Among its various holdings are Universal Music and Vivendi, owner of the Canal+ television channel, and the Havas advertising agency. Bauernfreund will increase the trust’s stake in Bollore, arguing that “political instability has provided an opportunity.”
LUXURY
LVMH, the French giant behind brands such as Tiffany and Louis Vuitton, will be in the spotlight as the title sponsor of the Olympics.
But its shares have fallen 16 percent in a year amid weakening demand for handbags and knick-knacks.
This could be a good time to take a closer look at L’Oreal, says Gerrit Smit, manager of the Stonehage Fleming Global Best Ideas Equity fund.
He argues that it is not a national company, but a truly global operator.

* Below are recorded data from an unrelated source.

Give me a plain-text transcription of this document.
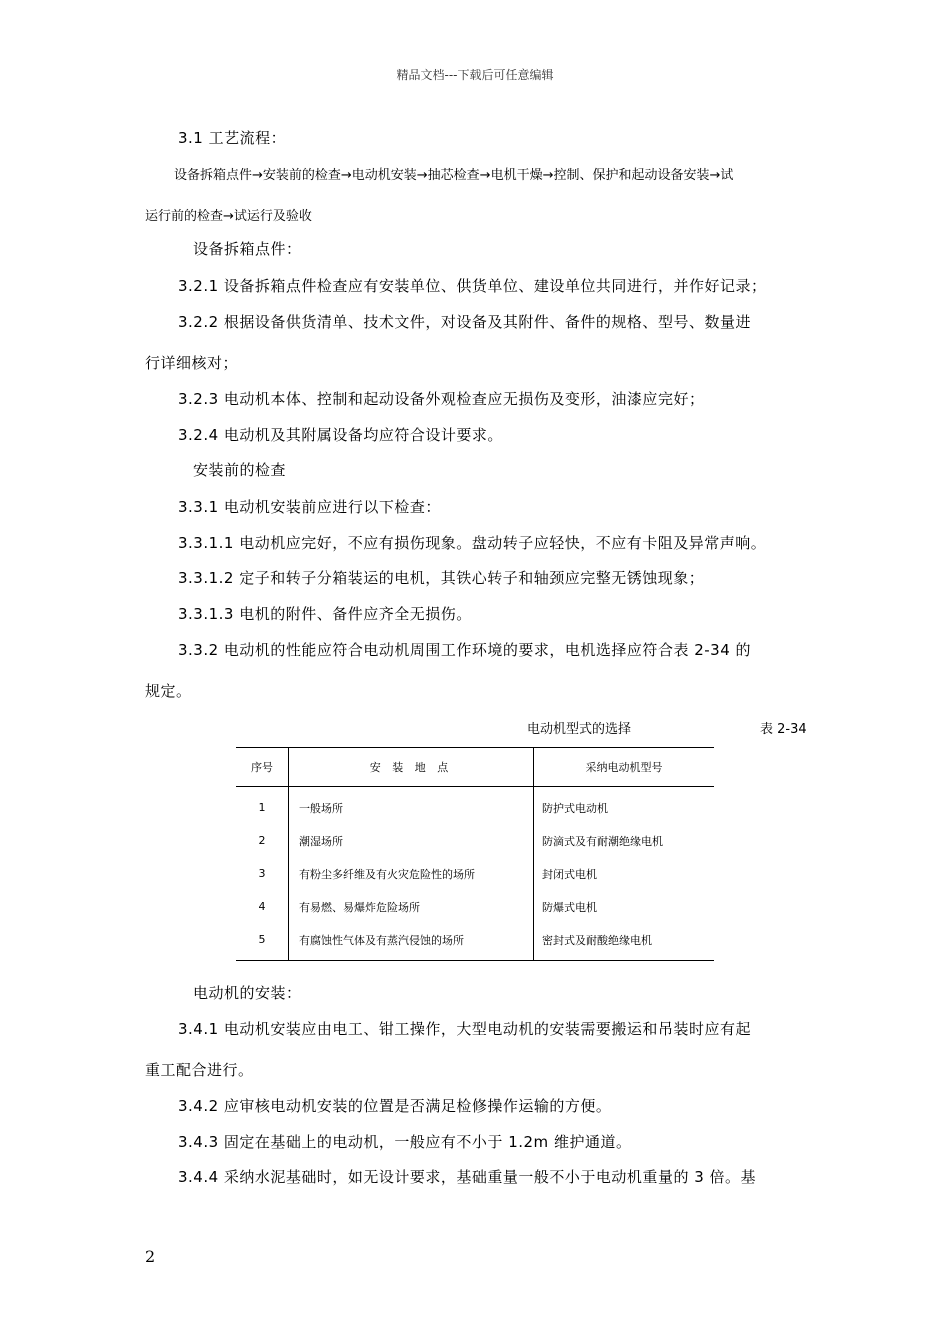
精品文档---下载后可任意编辑
3.1 工艺流程：
设备拆箱点件→安装前的检查→电动机安装→抽芯检查→电机干燥→控制、保护和起动设备安装→试
运行前的检查→试运行及验收
设备拆箱点件：
3.2.1 设备拆箱点件检查应有安装单位、供货单位、建设单位共同进行，并作好记录；
3.2.2 根据设备供货清单、技术文件，对设备及其附件、备件的规格、型号、数量进
行详细核对；
3.2.3 电动机本体、控制和起动设备外观检查应无损伤及变形，油漆应完好；
3.2.4 电动机及其附属设备均应符合设计要求。
安装前的检查
3.3.1 电动机安装前应进行以下检查：
3.3.1.1 电动机应完好，不应有损伤现象。盘动转子应轻快，不应有卡阻及异常声响。
3.3.1.2 定子和转子分箱装运的电机，其铁心转子和轴颈应完整无锈蚀现象；
3.3.1.3 电机的附件、备件应齐全无损伤。
3.3.2 电动机的性能应符合电动机周围工作环境的要求，电机选择应符合表 2-34 的
规定。
电动机型式的选择	表 2-34
序号	安 装 地 点	采纳电动机型号
1	一般场所	防护式电动机
2	潮湿场所	防滴式及有耐潮绝缘电机
3	有粉尘多纤维及有火灾危险性的场所	封闭式电机
4	有易燃、易爆炸危险场所	防爆式电机
5	有腐蚀性气体及有蒸汽侵蚀的场所	密封式及耐酸绝缘电机
电动机的安装：
3.4.1 电动机安装应由电工、钳工操作，大型电动机的安装需要搬运和吊装时应有起
重工配合进行。
3.4.2 应审核电动机安装的位置是否满足检修操作运输的方便。
3.4.3 固定在基础上的电动机，一般应有不小于 1.2m 维护通道。
3.4.4 采纳水泥基础时，如无设计要求，基础重量一般不小于电动机重量的 3 倍。基
2
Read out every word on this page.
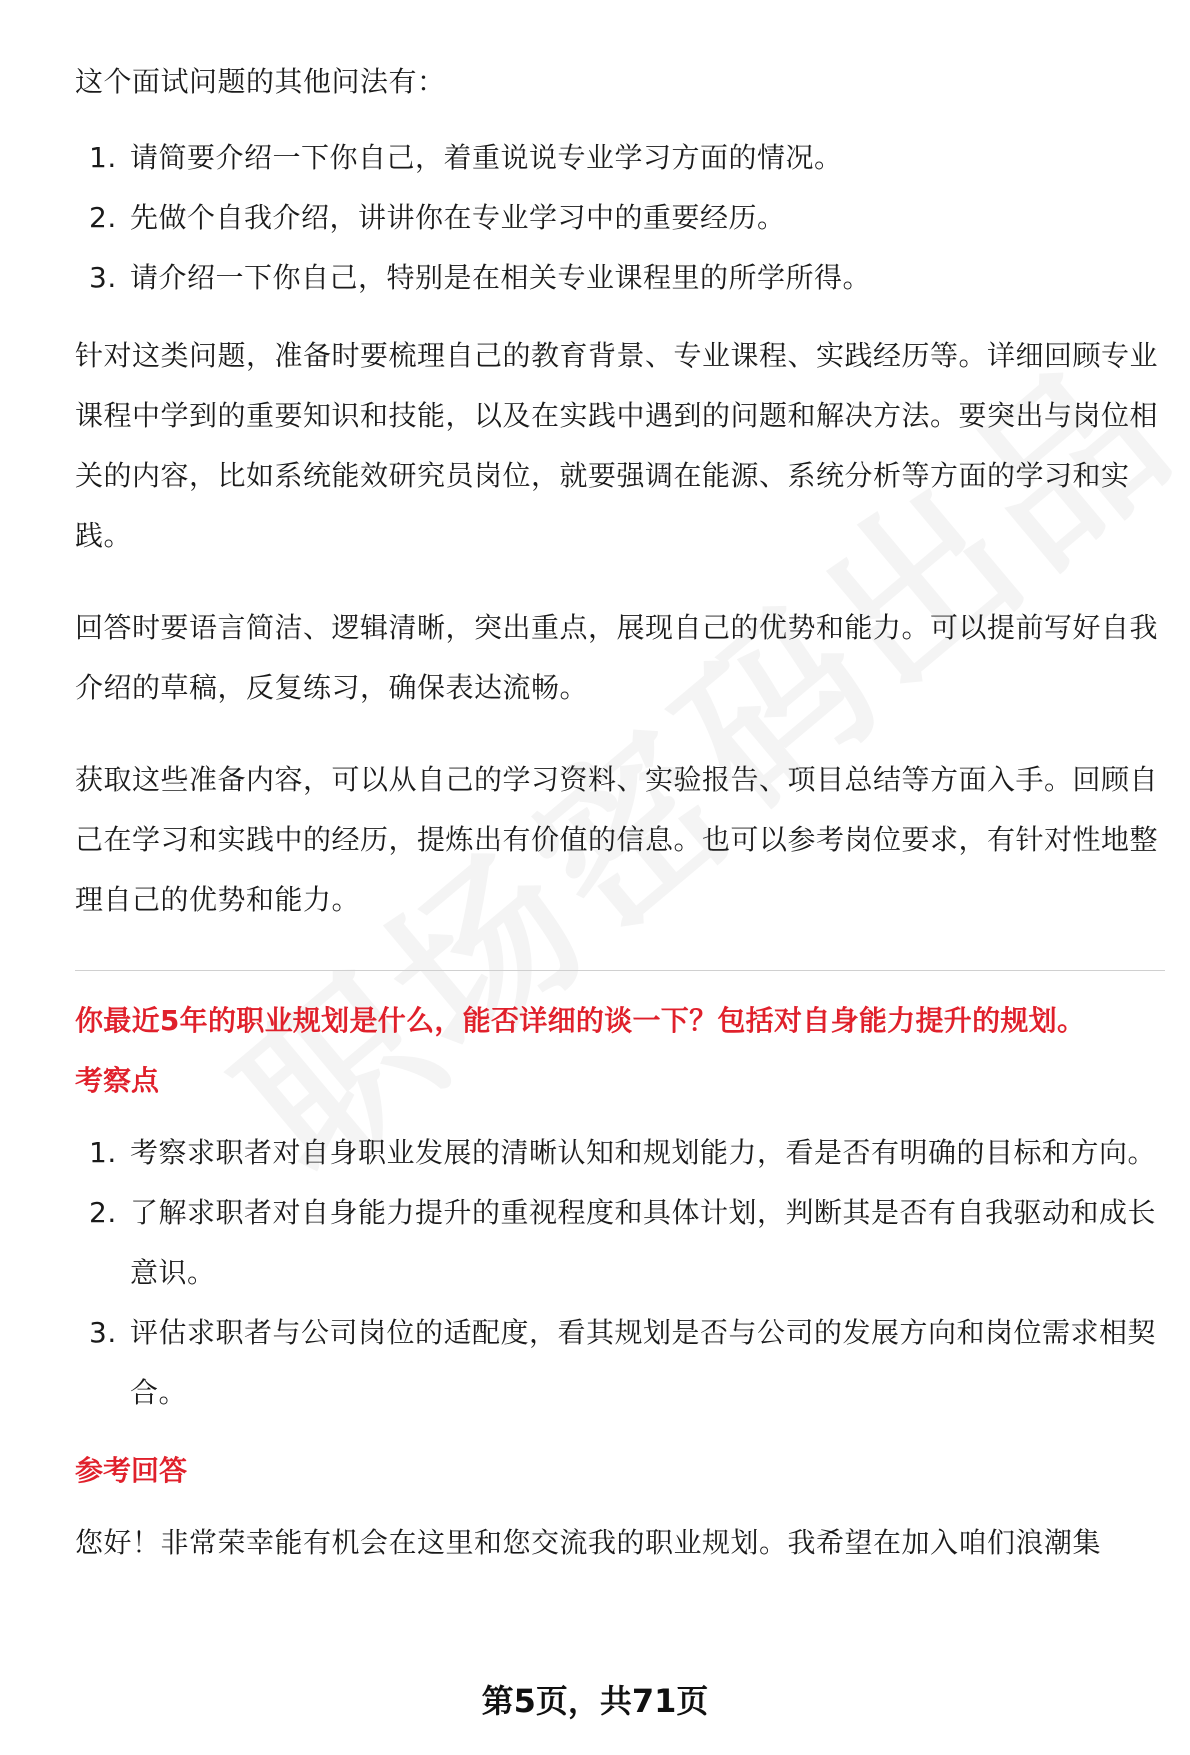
这个面试问题的其他问法有：

1. 请简要介绍一下你自己，着重说说专业学习方面的情况。
2. 先做个自我介绍，讲讲你在专业学习中的重要经历。
3. 请介绍一下你自己，特别是在相关专业课程里的所学所得。

针对这类问题，准备时要梳理自己的教育背景、专业课程、实践经历等。详细回顾专业课程中学到的重要知识和技能，以及在实践中遇到的问题和解决方法。要突出与岗位相关的内容，比如系统能效研究员岗位，就要强调在能源、系统分析等方面的学习和实践。

回答时要语言简洁、逻辑清晰，突出重点，展现自己的优势和能力。可以提前写好自我介绍的草稿，反复练习，确保表达流畅。

获取这些准备内容，可以从自己的学习资料、实验报告、项目总结等方面入手。回顾自己在学习和实践中的经历，提炼出有价值的信息。也可以参考岗位要求，有针对性地整理自己的优势和能力。

你最近5年的职业规划是什么，能否详细的谈一下？包括对自身能力提升的规划。

考察点

1. 考察求职者对自身职业发展的清晰认知和规划能力，看是否有明确的目标和方向。
2. 了解求职者对自身能力提升的重视程度和具体计划，判断其是否有自我驱动和成长意识。
3. 评估求职者与公司岗位的适配度，看其规划是否与公司的发展方向和岗位需求相契合。

参考回答

您好！非常荣幸能有机会在这里和您交流我的职业规划。我希望在加入咱们浪潮集

第5页，共71页
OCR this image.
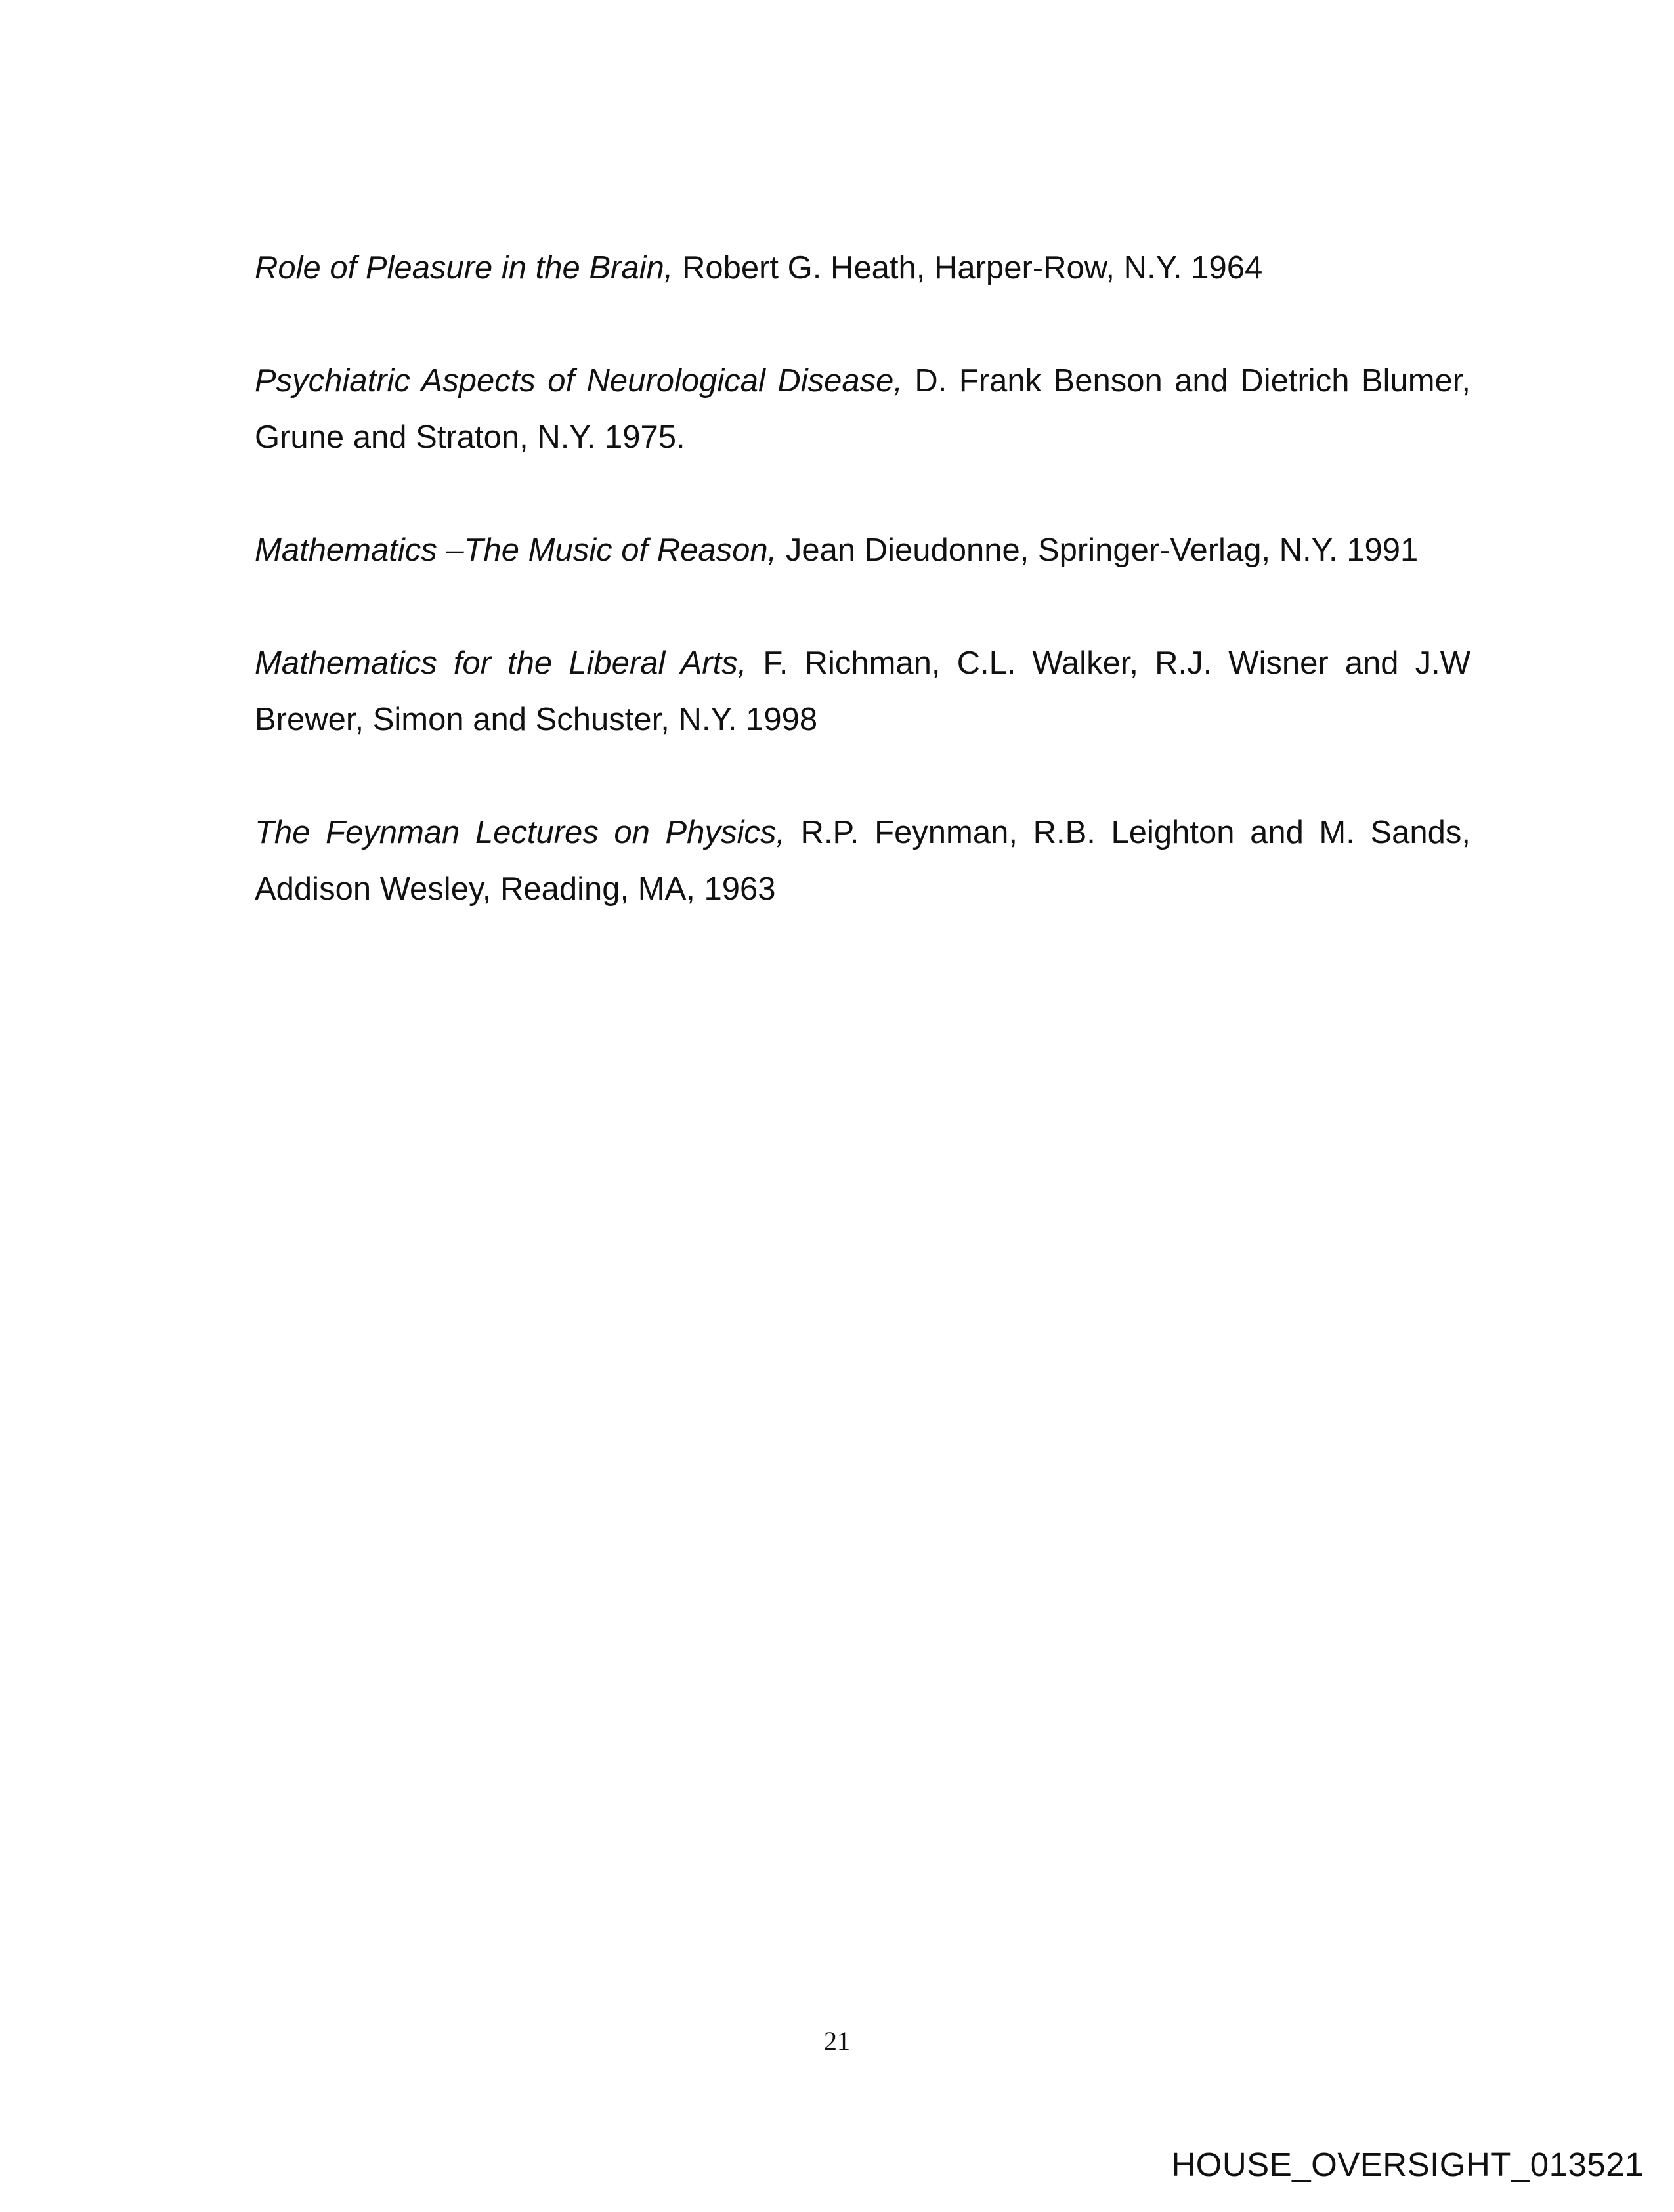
Role of Pleasure in the Brain, Robert G. Heath, Harper-Row, N.Y. 1964
Psychiatric Aspects of Neurological Disease, D. Frank Benson and Dietrich Blumer, Grune and Straton, N.Y. 1975.
Mathematics –The Music of Reason, Jean Dieudonne, Springer-Verlag, N.Y. 1991
Mathematics for the Liberal Arts, F. Richman, C.L. Walker, R.J. Wisner and J.W Brewer, Simon and Schuster, N.Y. 1998
The Feynman Lectures on Physics, R.P. Feynman, R.B. Leighton and M. Sands, Addison Wesley, Reading, MA, 1963
21
HOUSE_OVERSIGHT_013521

Smit says the same about Essilor Luxottica, the world leader in eyewear and sunglasses, thanks to its Oliver Peoples, Persol and Ray-Ban brands.
TECHNOLOGY
ASML shares have risen more than 50 percent to €1,002 over the past 12 months, fueled by enthusiasm for generative AI (artificial intelligence).
However, analysts still rate the company as a buy, with some analysts pointing to a price of €1,302.
Smit says the €386bn (£324bn) group will benefit from the relocation of semiconductor capacity to the West, and specifically the US.